The Watts sell their chickens locally in farmers’ markets and sell eggs, bacon, Italian sausage and other products via a website, goodeggs.com, in the San Francisco market.
Mr. Watt said Early Bird cleared roughly $6 in profit on each bird. Out of that, they make a lease payment to TomKat for the acres they use for their poultry, which rotates depending on where the TomKat herd has been. “It really is a symbiotic system, for the chicken and turkeys and cows as well as for Early Bird and the ranch,” he said.
Similarly, a company devoted to aquaponics, Inka Biospheric Systems, is developing a fish and vegetable business on the ranch. Inka’s goal is to raise the food it needs for its fish, things like barley fodder, earthworms and black soldier flies, using waste manure generated by the horses Ms. Taylor keeps on the ranch.
The vermicompost byproduct Inka produces is used to fertilize more stressed locations on the ranch and made into compost teas that can be spread on the orchards and on livestocks as a natural pesticide.
“We’re the garbage men of the organization,” said Brian Whitney, the recently retired chief executive of Inka. “What we are slowly doing is taking on the waste streams the ranch creates and converting those into assets.”
Inka pays the ranch a portion of its revenue, but its profits, when it starts generating them, will flow into a philanthropic foundation, in the same way that a foundation benefits from the operations of One PacificCoast Bank.
“We want to see if we can create a closed-loop system here — water with fish waste will get pumped into the land, and the land will produce things that go back into the fish,” Ms. Taylor said.
Not everything in the experiment works, of course. The ranch originally bred its herd to deliver calves in the fall on the theory that since most calves are born in the spring, it would be producing fresh beef in the off-season.
But the colostrum in cow’s milk is highest in the spring, when the herd is eating the new grass.
“Nature intended for babies to be born in the spring, and we eventually had to go along,” Ms. Taylor said.
The herd, which started with 30 heifers in 2006, now numbers 120, about half of which are breeding stock. They produced about 60 calves this year.

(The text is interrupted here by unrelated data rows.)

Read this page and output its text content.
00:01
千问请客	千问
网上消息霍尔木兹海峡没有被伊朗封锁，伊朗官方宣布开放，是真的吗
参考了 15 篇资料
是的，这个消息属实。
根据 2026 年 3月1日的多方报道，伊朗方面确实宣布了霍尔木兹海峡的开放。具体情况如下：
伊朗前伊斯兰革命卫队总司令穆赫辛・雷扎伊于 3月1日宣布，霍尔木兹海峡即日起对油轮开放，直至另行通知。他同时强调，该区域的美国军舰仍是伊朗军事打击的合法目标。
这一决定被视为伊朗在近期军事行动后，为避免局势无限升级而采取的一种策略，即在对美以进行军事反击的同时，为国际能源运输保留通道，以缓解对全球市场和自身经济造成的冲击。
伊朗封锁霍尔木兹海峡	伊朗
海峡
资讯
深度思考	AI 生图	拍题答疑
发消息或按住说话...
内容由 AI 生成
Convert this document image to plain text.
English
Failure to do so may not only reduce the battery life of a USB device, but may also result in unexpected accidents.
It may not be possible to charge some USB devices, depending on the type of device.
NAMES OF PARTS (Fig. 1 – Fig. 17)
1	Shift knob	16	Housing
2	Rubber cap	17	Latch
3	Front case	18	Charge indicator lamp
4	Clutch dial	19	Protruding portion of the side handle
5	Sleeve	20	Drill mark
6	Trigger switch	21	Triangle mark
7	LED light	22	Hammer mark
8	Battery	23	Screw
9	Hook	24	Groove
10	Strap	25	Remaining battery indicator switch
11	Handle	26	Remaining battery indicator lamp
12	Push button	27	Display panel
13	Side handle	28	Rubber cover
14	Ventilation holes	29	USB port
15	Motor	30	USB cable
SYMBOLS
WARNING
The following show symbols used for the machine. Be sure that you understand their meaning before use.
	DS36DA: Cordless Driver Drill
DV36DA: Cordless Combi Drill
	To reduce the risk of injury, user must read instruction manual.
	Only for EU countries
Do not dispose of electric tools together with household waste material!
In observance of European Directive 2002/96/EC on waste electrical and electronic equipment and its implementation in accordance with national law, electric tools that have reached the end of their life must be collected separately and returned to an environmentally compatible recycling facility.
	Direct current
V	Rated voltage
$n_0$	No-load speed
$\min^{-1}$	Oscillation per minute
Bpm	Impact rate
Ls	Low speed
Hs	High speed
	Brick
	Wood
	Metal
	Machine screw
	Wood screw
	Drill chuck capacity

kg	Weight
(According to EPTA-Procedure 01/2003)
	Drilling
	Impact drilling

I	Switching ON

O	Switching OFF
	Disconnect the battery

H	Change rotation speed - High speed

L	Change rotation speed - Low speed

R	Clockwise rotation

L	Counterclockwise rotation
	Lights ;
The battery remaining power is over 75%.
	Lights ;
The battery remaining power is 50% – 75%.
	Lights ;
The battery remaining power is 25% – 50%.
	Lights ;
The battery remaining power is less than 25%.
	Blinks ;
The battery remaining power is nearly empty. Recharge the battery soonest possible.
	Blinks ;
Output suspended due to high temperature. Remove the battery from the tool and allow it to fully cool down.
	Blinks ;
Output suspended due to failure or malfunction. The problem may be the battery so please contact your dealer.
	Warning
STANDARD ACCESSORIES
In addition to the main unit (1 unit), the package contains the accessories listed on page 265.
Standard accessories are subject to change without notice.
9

This article has been revised to reflect the following correction:
Correction: November 11, 2013
An earlier version of this article misstated the subtitle of Julius Ruechel’s book “Grass-Fed Cattle.” It is “How to Produce and Market Natural Beef,” not “How to Raise and Market Natural Beef.” Also, an earlier version misspelled the formal first name of Kat Taylor, an owner of the TomKat Ranch. It is Kathryn, not Katherine.